Pourtant, sur les hauts plateaux du Mézenc moirés des ombres pressées du ciel, là où, dans les vastes prairies, les genets succèdent aux jonquilles, il y a tant à contempler. Etendue sauvage et sereine où coule la Loire naissante, claire et tranquille, prenant son temps pour s’étaler sur ces hauteurs cévenoles, puisque aucune pente encore ne l’oblige à forcer son allure. Elle ignore qu’elle deviendra ce gros fleuve gris que connaît Saint-Nazaire, elle est neuve et limpide comme un enfant.

Le paysage invite au parcours libre de tout sentier. Seuls les sucs dressent leur rocaille, s’opposant à l’infinité du regard. Sainte Eulalie offre aux randonneurs son nom gai qui s’écoule dans la bouche comme la rivière au milieu des fleurs, et une halte près de la vieille église (une de celles dont  on ne peut pas se demander – comme si, d’ailleurs, la question se posait – « Est-elle gothique ou romane ? »), où à l’hôtel des Violettes, et propose la plus ancienne maison au toit fait de genêt.  Un peu plus loin, au pied du Mont Gerbier de Joncs, deux établissements destinés aux touristes se font face : ils ont dans leur cave un filet d’eau qui jaillit, et se battent depuis toujours affirmant l’un et l’autre posséder l’unique et véritable source de la Loire. Querelle historique oblige. Cela fait partie du mythe.

C’est un pays où la vie est aussi rude que la balade est douce. L’hiver mord longtemps, fait courber le dos et serrer les mâchoires aux hommes qui l’habitent. Tout est loin, les autres hommes sont loin. Mais par son grand tapis de printemps, la nature sait expier ses duretés.

Ecoutez ce profond silence qui laisse le champ libre à l’eau sur les cailloux, au grand vent s’emparant de l’air désencombré des châtaigniers qui se concentrent, plus bas, dans la vallée touffue de la Bourges.

Sentez monter et faire battre plus fort le sang dans les veines, l’idée palpable de la liberté,  acceptez le mouvement du corps convié à l’exubérance, à  l’existence pleine.

On est avide de marche, de traversée, on veut posséder l’horizon. Faire sien ce monde étalé, offert. Prendre sa mesure.
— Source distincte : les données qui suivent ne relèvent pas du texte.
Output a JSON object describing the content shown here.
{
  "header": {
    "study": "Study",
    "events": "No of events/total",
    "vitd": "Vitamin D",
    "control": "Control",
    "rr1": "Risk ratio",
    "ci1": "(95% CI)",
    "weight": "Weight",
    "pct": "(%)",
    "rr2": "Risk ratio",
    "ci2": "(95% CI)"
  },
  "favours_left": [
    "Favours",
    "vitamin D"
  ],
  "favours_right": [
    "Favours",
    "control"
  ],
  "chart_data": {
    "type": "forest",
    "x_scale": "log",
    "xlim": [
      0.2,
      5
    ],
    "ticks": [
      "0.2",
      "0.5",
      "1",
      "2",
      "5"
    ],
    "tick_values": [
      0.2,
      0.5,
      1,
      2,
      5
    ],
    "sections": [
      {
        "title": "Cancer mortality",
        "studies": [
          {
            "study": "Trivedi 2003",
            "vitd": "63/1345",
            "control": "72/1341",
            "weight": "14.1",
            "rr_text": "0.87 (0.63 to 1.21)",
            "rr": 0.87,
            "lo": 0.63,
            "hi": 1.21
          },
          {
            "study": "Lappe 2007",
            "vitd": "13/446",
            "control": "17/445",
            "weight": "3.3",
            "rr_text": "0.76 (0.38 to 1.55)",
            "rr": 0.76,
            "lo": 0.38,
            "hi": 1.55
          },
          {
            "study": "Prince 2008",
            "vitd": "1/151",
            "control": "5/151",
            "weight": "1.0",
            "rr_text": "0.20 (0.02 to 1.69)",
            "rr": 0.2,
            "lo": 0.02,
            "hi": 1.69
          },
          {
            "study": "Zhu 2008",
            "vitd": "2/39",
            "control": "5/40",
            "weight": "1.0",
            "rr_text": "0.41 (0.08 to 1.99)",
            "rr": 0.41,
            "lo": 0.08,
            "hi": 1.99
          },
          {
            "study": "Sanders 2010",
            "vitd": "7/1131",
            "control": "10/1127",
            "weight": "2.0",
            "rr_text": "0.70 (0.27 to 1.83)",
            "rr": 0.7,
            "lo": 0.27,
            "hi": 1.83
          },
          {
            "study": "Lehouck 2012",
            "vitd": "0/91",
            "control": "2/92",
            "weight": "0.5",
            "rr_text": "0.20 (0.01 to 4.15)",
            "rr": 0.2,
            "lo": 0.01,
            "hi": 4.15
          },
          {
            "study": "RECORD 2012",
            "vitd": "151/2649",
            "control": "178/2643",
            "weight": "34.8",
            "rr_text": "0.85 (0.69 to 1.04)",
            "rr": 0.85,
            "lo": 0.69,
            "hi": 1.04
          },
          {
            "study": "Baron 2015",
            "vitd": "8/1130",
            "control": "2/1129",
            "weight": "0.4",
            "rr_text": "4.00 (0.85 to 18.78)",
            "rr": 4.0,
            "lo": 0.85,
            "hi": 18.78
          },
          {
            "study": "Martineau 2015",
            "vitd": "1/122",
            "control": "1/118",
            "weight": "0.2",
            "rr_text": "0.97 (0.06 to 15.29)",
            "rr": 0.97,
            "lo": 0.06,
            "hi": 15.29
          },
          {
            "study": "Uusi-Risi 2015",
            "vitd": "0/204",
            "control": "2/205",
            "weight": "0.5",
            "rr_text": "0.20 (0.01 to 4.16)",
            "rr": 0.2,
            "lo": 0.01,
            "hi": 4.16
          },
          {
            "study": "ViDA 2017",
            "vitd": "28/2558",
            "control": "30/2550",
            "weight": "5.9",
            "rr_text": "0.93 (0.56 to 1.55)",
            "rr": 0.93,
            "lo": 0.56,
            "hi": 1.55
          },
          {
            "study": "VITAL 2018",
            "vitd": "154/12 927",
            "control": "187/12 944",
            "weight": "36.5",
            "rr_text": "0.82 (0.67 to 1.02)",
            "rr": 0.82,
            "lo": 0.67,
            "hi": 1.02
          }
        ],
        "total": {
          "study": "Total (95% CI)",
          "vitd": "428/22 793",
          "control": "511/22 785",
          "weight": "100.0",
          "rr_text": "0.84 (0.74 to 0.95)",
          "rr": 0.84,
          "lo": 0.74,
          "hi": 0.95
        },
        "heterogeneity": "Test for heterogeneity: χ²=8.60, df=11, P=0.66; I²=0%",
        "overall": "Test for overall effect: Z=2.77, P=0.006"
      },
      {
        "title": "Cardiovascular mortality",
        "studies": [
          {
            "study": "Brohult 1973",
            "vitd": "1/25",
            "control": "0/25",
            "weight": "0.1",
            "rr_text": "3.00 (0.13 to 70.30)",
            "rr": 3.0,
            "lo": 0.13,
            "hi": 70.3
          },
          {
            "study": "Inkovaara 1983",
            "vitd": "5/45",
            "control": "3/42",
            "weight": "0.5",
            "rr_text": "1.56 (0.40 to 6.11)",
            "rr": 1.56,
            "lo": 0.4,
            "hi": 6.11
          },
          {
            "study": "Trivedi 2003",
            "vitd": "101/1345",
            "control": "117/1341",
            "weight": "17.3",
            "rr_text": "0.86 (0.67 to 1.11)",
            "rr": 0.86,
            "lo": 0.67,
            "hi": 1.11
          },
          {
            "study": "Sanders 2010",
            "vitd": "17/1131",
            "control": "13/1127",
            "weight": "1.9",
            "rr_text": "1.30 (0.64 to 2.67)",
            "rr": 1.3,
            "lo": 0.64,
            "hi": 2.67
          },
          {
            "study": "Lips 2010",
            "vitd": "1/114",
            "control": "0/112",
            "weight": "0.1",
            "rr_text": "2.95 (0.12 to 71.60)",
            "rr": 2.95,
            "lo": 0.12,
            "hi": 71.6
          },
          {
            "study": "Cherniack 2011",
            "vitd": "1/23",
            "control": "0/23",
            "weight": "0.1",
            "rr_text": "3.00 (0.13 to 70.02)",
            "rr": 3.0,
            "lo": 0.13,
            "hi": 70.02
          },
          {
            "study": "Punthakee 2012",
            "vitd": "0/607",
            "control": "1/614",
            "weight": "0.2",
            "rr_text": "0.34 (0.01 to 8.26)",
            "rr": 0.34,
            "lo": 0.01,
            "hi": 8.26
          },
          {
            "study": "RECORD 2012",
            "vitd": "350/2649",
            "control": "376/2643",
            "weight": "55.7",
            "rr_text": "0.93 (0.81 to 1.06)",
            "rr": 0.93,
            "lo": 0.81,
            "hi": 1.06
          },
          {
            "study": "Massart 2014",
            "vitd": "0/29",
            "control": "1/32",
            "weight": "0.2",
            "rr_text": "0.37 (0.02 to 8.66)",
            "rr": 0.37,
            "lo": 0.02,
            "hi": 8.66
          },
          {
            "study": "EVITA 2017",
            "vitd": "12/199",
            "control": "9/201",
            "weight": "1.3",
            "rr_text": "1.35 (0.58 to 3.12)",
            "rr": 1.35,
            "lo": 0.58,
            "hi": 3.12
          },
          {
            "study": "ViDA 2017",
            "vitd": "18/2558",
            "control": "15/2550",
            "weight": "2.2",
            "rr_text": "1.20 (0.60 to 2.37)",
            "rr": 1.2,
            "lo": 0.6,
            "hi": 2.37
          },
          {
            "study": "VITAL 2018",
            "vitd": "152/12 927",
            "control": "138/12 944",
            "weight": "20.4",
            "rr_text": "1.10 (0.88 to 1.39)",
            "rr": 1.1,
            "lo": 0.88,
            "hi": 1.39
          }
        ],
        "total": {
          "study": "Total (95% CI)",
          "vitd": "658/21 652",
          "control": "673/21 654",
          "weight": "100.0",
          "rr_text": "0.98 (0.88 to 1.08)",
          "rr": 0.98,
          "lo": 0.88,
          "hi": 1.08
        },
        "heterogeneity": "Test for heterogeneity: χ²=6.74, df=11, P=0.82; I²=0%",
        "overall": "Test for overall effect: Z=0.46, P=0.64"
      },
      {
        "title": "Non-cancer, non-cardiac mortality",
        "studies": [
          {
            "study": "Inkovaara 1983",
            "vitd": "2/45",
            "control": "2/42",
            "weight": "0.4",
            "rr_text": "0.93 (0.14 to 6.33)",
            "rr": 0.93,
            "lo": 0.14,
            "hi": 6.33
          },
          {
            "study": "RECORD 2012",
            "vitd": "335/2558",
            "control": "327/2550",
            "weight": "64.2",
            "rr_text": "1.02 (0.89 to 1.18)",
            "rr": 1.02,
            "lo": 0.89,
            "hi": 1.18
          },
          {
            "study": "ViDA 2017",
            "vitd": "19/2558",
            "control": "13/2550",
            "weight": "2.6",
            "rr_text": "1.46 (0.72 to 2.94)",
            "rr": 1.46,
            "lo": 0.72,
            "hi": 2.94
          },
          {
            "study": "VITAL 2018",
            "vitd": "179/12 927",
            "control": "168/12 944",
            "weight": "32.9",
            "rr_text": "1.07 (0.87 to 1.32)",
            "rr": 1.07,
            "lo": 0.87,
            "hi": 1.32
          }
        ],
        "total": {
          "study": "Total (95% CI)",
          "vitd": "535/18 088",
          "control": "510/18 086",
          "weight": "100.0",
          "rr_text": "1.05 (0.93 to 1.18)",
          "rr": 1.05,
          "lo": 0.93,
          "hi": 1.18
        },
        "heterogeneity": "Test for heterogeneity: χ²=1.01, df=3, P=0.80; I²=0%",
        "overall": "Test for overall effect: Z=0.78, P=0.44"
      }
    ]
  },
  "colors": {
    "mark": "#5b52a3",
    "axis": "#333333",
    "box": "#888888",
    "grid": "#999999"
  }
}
Respirer sa beauté.

 Mais Camille ne marche pas, elle court d’un trésor à l’autre, s’obstinant à tout saisir à la fois. Elle se fiche de l’immensité des pairies, elle veut chaque caillou, même ceux prisonniers du sol trop compact, tous les grains de la terre, les feuilles, les bâtons. Tout mérite de s’accroupir, d’ouvrir les mains, d’oublier les voix des adultes impatients. Bien sûr, tout lui échappe au fil de sa cueillette, mais son désir est inlassable et l’absente à tout ce qui n’est pas minuscule ou détail. L’univers à sa mesure. Elle pousse de petits cris d’étonnement heureux à chaque trouvaille, parle à un tout petit morceau de monde, lui donne parfois un baiser ou en organise un pour  deux choses ensemble, contrefaisant le bruit approprié en faisant claquer maladroitement ses lèvres de deux ans. Parfois, on entend un bonheur plus intense que les autres : elle aime particulièrement les œillets sauvages qui semblent recevoir une lumière plus douce. Leur rose soutenu est un éclat de velours, un bijou de dentelle caressante au milieu de l’herbe sèche d’été et des fleurs jaunes comme des pissenlits.

Deux yeux, enfin, voient en Camille leur propre démesure d’enfant, innocente et douloureuse. Deux yeux qui auraient bien voulu aussi marcher plus vite, qui voient bien les grandes prairies mais ne voient que Camille quand même, et toutes les bricoles amassées, et ses mains qui s’ouvrent et qui serrent. Ces deux yeux là se disent que le monde est décidément si parfait qu’il livre toutes ses dimensions pour combler tous les regards.  Et que Camille participe à la perfection de ce monde-là avec ses joues rondes et ses notes de joie.

Le désir de possession n’épargne personne – puisque l’imperfection humaine tente constamment, et vainement, de se réparer elle-même : Camille est embrassée, câlinée ; elle se prête passivement et avec une patience limitée à cette embrassade intempestive, sans se détourner un seul instant des œillets de velours.